In addition, when honeycomb panels employ graphite panel skins, their edges tend to experience galvanic corrosion when in contact with metals. This can cause problems, for example when the graphite skin edge of a honeycomb panel is employed as a floor panel for a vehicle such as an airplane and is installed against aluminum seat tracks.

SUMMARY OF THE INVENTION

The object of the present invention are to provide an improved method of closing out the edge of a honeycomb panel. More particularly, the object of the present invention is to provide an arrangement and method of closing out the edge of a honeycomb panel so as to provide a significant measure of mechanical impact protection against damage, to reinforce the panel edge and to place a physical separation between the panel components and any adjacent or joining component. More particularly, a specific object of the present invention is to provide an arrangement and method of separating the edges of graphite panel skins in a honeycomb panel from any adjacent metallic components so as to avoid the generation of galvanic corrosion.
The above objects of the present invention are accomplished by the provision of a panel edge closeout arrangement which comprises first and second panel skins having respective peripheral edges, a honeycomb core between the first and second skins, with a honeycomb core having a peripheral core slot, and a closeout having a web portion extending between and covering the peripheral edges of the first and second panels and a flange portion extending from the web portion into the peripheral core shot of the honeycomb core. The flange portion has an engaging arrangement thereon engaging the honeycomb core.
Furthermore, in particular when the panel skins are made of graphite, the closeout is preferably made of an electrically non-conducting material. It is preferred that the electrically non-conducting material is an extrudable resin. Furthermore, the resin is preferably a material selected from the group consisting of acrylic, ABS, polystyrene, polyethylene, PVC, polycarbonate, acetate, butyrate, propionate, polyurethane and thermoset materials. Of the above materials, polyurethane is preferred.
According to a further preferred feature of the present invention, an adhesive may be provided in the peripheral core slots so as to bond the closeout in the peripheral core slot. The adhesive is preferably a syntactic resin, the syntactic resin comprising glass or phenolic microballoons, epoxy resin and a hardener. This syntatic resin could also comprise a polyester resin with glass or phenolic microballoons.
The first and second panel skins may also be resin imprenated fabric skins.

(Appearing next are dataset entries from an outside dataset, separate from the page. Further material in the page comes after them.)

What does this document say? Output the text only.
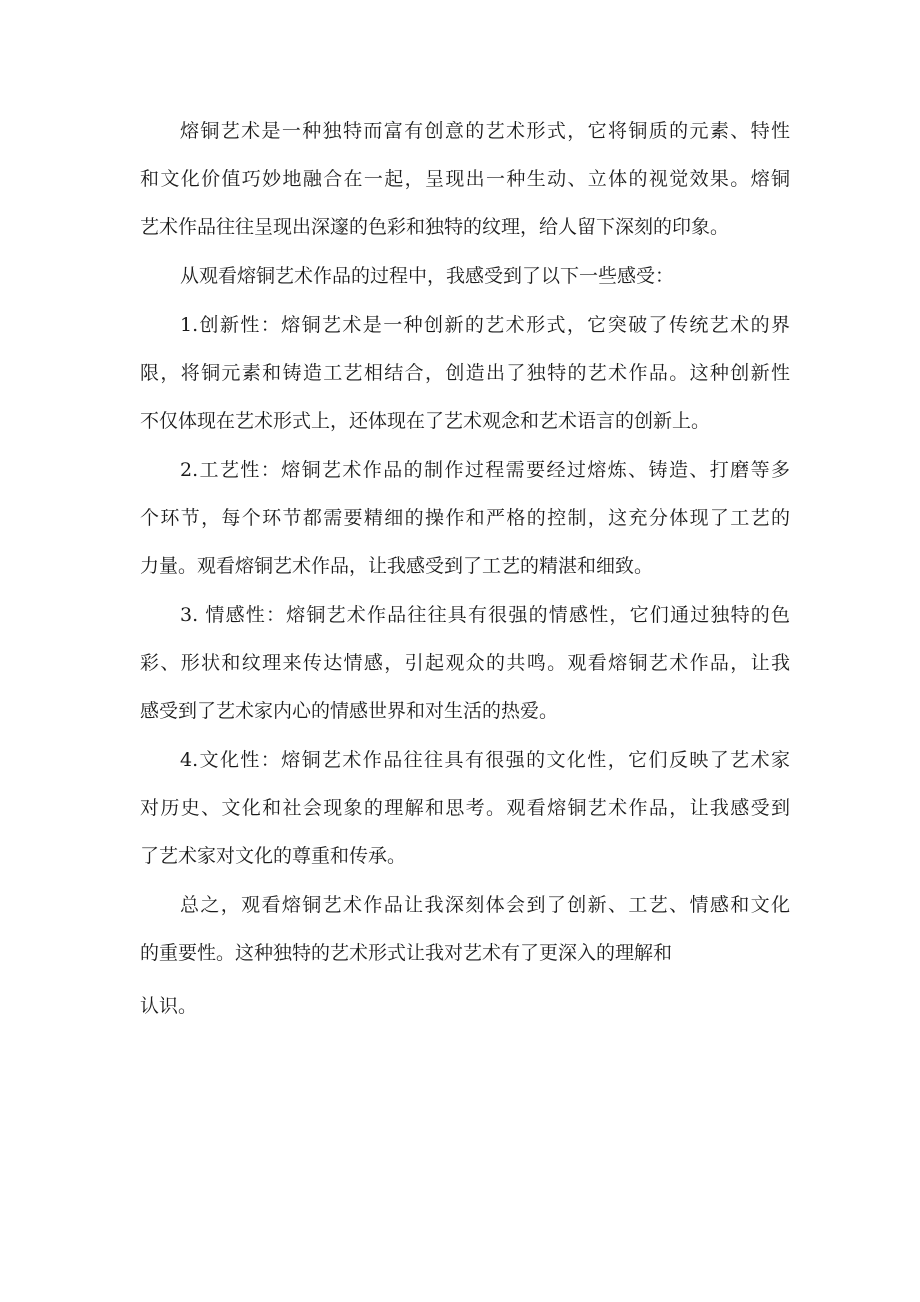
熔铜艺术是一种独特而富有创意的艺术形式，它将铜质的元素、特性
和文化价值巧妙地融合在一起，呈现出一种生动、立体的视觉效果。熔铜
艺术作品往往呈现出深邃的色彩和独特的纹理，给人留下深刻的印象。
从观看熔铜艺术作品的过程中，我感受到了以下一些感受：
1.创新性：熔铜艺术是一种创新的艺术形式，它突破了传统艺术的界
限，将铜元素和铸造工艺相结合，创造出了独特的艺术作品。这种创新性
不仅体现在艺术形式上，还体现在了艺术观念和艺术语言的创新上。
2.工艺性：熔铜艺术作品的制作过程需要经过熔炼、铸造、打磨等多
个环节，每个环节都需要精细的操作和严格的控制，这充分体现了工艺的
力量。观看熔铜艺术作品，让我感受到了工艺的精湛和细致。
3. 情感性：熔铜艺术作品往往具有很强的情感性，它们通过独特的色
彩、形状和纹理来传达情感，引起观众的共鸣。观看熔铜艺术作品，让我
感受到了艺术家内心的情感世界和对生活的热爱。
4.文化性：熔铜艺术作品往往具有很强的文化性，它们反映了艺术家
对历史、文化和社会现象的理解和思考。观看熔铜艺术作品，让我感受到
了艺术家对文化的尊重和传承。
总之，观看熔铜艺术作品让我深刻体会到了创新、工艺、情感和文化
的重要性。这种独特的艺术形式让我对艺术有了更深入的理解和
认识。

In this case the purpose of the closeout, as discussed above, is primarily for protecting the edges and corners of the laminate skins from damage.
The peripheral core slot in the honeycomb core has opposite walls defining the peripheral core slot therebetween. The opposite walls are spaced apart by a predetermined amount, and the engaging arrangement engages at least one of the opposite walls with an interference fit. That is, the flange, at the engaging arrangement, is provided so as to be wider than the predetermined amount by which the opposite walls are spaced apart. The engaging member is preferably a projection which protrudes from both sides of the flange equally. Also, the flange preferably has a tapered front end which tapers outwardly and rearwardly toward the web to a point on the flange defining the projection. Also, the flange may have a projection from one side only with the opposite side flat and without projection.
The flange can have at least one projection on each opposite side thereof engaging respective opposite walls with an interference fit. Further, the flange can also have two such projections on each opposite side thereof engaging the opposite walls of the core slot with an interference fit.
The web can also be provided with two separate flanges for two separate core slots for use in a sandwich panel employing two separate honeycomb cores to be adhered together as a double honeycomb core sandwich panel.
The above objects according to the present invention are further accomplished by providing a method of closing out the edge of a panel which has two panel skins with peripheral edges and a honeycomb core therebetween. This method comprises the steps of first providing a closeout which has a web portion and a flange portion extending from the web portion. The flange portion has an engaging arrangement thereon. A peripheral core slot is then cut in the honeycomb core, and the flange portion is inserted into the peripheral core slot, engaging the honeycomb core with the engaging member with an interference fit and covering the peripheral edges of the panel skins with the web portion. The method according to the present invention may further comprise the step of providing an adhesive in the peripheral core slot prior to inserting the flange portion so as to bond the flange position in the peripheral core slot.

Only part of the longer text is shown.